Pada akhir zaman nanti akan bermunculan ahli-ahli ibadah yang tidak berilmu dan ulama-ulama yang fasik” (HR. al-Ajurri. Syaikh al-Albani mendaifkan hadis ini).

Untuk itu, di bawah ini disebutkan kriteria seorang ulama jahat, seperti yang dinukilkan dari kitab Akhlaqul ‘Ulama karya Abu Bakar al-Ajurri, pada halaman 89 sampai 92 dengan sedikit perubahan.

“Pengekor hawa nafsu, angkuh dan sombong, ilmunya tak membekas sedikit pun di hatinya. Perilakunya layaknya berandal yang tak berotak. Jika ia mau jujur terhadap dirinya sendiri, ia akan menjumpai pada dirinya budi pekerti yang tak layak bagi seorang ulama. Ia tak mungkin memungkiri hal itu. Sebab Allah yang menjadi saksinya.

Keinginannya yang tertinggi adalah mengumpulkan harta sebanyak-banyaknya. Sebab ia sangat takut miskin. Ia tak pernah qanaah dengan rezeki yang diberi. Bayang-bayang takdir selalu berkelabat di benaknya. Kesibukan dunia selalu mengunjungi hatinya. Jika teringat akhirat hanya sekejap saja. Ia kejar dunia dengan sepenuh daya upaya, kesungguhan, dan kekuatan. Namun, sebaliknya, ia kejar akhirat dengan menunda-nunda amal dan panjang angan-angan.

Jika berbuat dosa, yang ia ingat hanyalah berharap ampunan dari Allah. Jika ingin berbuat taat, yang ia ingat hanyalah bahwa Allah itu Maha Pengasih, lalu ia pun mengurungkan niatnya. Ia menyangka dengan berbuat seperti itu ia tengah berbaik sangka kepada Allah. Ia sangat yakin akan ampunan Allah itu, namun ia tak pernah mewujudkan keyakinannya itu dalam bentuk amalan nyata. Hatinya tetap saja bergoncang karena dunia selalu tampak indah di pelupuk matanya.

Padahal, ia sudah diperintahkan untuk bersikap tenang, terlebih-lebih ketika mengingat mati. Ia sudah diseru agar senantiasa memiliki rasa takut kepada-Nya. Namun, tetap saja ia tidak bisa tenang karena bayang-bayang dunia yang menyilaukan matanya itu. Padahal, bagiannya sudah ditentukan, dan ketentuannya juga sudah dijaminkan. Bahkan Allah pun sudah berjanji akan menepati rezekinya dan tak akan luput pun barang secuil pun. Namun, tetap saja ia belum merasa aman sampai benar-benar dunia telah berada di genggamannya.
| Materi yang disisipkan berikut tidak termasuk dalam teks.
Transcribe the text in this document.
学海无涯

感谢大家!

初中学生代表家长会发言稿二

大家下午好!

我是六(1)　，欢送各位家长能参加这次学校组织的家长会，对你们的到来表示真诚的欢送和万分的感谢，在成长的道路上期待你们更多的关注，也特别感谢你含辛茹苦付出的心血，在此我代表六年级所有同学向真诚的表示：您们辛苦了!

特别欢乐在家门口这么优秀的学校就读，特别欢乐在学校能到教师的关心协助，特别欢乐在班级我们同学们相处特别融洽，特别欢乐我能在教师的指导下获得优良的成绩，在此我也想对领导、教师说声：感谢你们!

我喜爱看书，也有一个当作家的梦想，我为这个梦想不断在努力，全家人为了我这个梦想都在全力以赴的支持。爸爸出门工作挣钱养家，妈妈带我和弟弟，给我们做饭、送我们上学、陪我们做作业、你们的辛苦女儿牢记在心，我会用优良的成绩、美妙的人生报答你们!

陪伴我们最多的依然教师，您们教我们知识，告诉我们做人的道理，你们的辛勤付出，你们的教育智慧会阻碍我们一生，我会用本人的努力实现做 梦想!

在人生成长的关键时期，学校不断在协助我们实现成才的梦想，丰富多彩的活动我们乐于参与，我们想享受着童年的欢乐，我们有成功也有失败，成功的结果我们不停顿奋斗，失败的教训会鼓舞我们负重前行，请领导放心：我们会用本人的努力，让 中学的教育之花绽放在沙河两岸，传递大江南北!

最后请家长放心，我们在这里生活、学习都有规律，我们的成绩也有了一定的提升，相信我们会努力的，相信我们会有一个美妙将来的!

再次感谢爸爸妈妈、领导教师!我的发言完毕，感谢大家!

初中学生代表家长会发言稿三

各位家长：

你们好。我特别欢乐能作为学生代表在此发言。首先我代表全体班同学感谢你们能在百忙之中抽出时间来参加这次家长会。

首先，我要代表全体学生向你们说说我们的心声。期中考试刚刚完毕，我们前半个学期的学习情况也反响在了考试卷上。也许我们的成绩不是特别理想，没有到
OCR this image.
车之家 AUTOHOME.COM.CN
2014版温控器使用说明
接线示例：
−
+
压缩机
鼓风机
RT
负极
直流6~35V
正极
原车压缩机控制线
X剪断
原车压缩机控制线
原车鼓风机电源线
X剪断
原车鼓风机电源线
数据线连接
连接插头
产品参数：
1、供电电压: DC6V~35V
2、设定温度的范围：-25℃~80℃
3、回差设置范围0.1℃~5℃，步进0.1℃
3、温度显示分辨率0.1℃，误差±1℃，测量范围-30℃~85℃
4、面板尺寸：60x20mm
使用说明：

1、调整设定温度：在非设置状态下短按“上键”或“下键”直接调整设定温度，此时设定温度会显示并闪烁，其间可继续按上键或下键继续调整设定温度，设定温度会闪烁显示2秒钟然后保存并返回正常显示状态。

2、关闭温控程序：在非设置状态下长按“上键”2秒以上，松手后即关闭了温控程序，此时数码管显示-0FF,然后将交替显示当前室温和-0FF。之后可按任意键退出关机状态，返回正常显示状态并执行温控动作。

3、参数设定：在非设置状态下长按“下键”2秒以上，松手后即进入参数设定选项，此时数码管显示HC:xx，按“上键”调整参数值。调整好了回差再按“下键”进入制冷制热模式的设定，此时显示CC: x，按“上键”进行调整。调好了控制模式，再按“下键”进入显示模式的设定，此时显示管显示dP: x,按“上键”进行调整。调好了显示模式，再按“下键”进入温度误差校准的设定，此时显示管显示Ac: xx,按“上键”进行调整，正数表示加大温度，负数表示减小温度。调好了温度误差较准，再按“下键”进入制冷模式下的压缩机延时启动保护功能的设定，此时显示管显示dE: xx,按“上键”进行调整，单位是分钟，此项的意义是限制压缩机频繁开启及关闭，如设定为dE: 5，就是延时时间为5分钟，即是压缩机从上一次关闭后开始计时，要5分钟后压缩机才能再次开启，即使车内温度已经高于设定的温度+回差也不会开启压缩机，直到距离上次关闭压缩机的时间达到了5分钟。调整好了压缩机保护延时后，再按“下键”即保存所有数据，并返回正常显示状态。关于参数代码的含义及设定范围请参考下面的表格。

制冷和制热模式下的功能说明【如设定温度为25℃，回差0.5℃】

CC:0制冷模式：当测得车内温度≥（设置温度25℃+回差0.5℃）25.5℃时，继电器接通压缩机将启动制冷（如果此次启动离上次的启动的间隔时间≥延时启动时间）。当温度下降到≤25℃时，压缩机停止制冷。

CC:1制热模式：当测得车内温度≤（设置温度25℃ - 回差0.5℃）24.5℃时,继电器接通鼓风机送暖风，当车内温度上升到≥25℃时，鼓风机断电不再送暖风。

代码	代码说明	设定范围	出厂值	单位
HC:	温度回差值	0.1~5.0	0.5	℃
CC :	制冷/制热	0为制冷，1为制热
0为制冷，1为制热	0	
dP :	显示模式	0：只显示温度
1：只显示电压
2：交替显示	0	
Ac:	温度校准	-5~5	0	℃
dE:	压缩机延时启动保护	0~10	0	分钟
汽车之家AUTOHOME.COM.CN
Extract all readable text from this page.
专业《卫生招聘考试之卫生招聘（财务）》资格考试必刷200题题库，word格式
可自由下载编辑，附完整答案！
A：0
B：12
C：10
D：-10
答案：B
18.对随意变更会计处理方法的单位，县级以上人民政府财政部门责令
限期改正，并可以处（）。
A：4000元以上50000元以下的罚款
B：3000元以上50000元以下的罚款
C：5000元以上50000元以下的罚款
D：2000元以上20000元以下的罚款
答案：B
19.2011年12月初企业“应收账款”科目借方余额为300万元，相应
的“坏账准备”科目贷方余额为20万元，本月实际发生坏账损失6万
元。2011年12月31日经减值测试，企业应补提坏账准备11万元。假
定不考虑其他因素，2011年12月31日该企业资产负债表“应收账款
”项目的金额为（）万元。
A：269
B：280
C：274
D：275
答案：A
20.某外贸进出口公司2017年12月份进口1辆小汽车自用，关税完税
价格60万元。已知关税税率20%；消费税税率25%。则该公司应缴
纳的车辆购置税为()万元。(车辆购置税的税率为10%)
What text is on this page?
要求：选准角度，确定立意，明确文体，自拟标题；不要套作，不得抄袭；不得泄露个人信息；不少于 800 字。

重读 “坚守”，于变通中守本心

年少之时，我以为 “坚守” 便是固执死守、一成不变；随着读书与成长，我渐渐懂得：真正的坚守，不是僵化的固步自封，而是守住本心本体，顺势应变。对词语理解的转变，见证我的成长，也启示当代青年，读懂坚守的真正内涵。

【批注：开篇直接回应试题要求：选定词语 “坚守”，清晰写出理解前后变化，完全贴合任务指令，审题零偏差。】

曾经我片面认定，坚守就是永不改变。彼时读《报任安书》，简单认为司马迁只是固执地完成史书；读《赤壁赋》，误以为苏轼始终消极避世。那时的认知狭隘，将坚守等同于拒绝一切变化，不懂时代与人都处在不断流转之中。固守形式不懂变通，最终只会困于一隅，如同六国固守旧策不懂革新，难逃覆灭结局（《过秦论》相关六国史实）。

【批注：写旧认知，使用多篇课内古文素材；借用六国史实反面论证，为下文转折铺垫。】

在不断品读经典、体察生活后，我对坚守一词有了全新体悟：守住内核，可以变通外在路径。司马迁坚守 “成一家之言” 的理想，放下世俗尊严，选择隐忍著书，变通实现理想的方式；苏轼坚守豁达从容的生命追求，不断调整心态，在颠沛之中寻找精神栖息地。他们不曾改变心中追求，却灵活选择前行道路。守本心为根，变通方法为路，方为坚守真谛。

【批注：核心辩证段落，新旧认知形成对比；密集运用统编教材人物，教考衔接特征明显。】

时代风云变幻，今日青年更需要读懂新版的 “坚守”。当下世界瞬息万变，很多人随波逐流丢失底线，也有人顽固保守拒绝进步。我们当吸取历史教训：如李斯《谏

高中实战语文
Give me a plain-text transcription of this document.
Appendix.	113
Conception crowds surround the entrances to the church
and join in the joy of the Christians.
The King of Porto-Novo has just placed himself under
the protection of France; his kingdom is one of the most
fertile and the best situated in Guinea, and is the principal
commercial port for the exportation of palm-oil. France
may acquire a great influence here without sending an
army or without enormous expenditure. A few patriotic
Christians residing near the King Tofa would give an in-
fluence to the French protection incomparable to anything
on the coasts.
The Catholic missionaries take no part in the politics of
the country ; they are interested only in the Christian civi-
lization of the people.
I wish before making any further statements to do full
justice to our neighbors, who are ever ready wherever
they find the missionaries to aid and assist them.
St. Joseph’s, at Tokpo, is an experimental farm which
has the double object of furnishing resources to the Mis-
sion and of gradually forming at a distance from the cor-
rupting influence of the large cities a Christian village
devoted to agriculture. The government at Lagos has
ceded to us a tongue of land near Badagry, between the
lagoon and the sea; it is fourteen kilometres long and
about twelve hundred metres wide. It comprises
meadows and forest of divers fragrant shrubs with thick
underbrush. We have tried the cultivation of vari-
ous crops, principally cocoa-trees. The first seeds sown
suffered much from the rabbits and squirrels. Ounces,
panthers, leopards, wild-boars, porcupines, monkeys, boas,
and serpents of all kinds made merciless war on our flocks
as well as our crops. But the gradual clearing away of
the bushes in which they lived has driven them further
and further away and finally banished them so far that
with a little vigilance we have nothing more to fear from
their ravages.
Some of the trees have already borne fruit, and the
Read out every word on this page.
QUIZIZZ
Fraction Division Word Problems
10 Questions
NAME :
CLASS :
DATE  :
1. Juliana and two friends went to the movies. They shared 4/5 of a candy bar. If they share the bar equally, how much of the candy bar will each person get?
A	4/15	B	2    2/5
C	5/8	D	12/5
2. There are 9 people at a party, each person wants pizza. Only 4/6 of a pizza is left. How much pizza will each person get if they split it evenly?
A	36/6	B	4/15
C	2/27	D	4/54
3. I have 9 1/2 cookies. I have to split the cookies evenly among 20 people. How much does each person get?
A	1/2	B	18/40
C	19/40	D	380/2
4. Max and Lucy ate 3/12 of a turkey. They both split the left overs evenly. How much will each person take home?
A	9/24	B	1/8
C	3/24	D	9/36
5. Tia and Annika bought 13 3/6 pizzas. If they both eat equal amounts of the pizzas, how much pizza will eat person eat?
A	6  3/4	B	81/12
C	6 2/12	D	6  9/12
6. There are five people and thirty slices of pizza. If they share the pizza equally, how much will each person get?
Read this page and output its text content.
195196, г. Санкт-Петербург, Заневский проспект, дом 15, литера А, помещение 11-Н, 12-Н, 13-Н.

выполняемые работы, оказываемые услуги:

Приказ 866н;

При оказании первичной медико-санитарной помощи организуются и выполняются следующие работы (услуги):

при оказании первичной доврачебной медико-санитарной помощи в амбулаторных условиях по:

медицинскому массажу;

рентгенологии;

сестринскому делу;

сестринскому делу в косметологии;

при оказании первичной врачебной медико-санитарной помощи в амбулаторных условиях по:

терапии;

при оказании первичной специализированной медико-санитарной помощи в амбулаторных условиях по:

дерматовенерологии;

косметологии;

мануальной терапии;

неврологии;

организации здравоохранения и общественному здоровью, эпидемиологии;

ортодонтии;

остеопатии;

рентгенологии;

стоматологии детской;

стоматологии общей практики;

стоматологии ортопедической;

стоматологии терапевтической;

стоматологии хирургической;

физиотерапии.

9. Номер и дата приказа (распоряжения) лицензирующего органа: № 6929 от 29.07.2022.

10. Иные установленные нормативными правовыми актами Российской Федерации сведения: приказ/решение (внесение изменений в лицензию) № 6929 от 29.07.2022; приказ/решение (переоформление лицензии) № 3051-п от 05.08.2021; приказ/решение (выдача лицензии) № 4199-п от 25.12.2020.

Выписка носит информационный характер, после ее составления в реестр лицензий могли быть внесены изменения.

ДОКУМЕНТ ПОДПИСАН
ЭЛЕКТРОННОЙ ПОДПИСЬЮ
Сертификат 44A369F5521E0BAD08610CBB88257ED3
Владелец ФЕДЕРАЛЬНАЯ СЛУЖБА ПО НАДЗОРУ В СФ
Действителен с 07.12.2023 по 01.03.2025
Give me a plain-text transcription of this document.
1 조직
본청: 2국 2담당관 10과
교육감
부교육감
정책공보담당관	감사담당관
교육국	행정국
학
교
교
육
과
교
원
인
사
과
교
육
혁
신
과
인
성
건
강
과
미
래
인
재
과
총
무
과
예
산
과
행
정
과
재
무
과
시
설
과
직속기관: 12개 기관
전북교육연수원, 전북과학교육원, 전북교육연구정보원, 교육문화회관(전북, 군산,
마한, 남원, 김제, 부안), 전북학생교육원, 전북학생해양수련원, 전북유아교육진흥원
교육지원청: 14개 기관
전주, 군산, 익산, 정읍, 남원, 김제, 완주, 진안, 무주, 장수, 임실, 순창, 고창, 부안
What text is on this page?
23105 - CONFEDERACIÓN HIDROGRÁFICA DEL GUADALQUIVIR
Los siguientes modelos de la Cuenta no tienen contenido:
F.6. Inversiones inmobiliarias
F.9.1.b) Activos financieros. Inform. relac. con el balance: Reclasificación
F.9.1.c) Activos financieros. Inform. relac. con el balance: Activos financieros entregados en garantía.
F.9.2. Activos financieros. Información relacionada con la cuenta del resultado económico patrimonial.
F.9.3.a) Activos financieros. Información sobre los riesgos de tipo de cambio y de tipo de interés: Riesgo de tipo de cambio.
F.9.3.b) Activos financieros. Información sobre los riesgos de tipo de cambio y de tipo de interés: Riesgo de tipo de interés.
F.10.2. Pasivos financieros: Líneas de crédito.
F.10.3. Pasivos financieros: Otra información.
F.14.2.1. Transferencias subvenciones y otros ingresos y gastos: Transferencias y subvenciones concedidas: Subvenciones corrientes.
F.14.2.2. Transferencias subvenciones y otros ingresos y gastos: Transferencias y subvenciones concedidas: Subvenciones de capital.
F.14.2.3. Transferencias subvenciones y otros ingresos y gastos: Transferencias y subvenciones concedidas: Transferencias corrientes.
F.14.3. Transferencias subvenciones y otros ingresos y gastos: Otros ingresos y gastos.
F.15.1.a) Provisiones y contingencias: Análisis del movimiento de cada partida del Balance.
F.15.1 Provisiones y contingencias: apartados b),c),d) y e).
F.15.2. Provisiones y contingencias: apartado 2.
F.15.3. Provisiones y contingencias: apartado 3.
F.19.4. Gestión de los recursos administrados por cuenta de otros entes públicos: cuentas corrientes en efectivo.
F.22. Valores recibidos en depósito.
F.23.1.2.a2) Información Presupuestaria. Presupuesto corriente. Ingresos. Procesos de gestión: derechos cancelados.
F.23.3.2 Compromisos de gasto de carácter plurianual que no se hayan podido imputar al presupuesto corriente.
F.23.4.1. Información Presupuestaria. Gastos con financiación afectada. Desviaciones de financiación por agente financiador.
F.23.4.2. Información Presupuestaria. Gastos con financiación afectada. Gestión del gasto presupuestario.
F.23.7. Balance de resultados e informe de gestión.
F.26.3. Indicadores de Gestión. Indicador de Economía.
Di saat itulah ia baru merasa bahagia, sampai-sampai sekadar untuk bersyukur kepada Tuhannya pun ia lupa. Pun ketika tertimpa musibah, kesedihannya membuatnya gelap mata dari sikap rela terhadap takdir Rabbnya. Juga ketika tertimpa kesusahan, rasa cemas secepat kilat merasuk ke dadanya hingga membuatnya langsung menggantungkan hidup kepada makhluk dan melupakan Sang Pencipta.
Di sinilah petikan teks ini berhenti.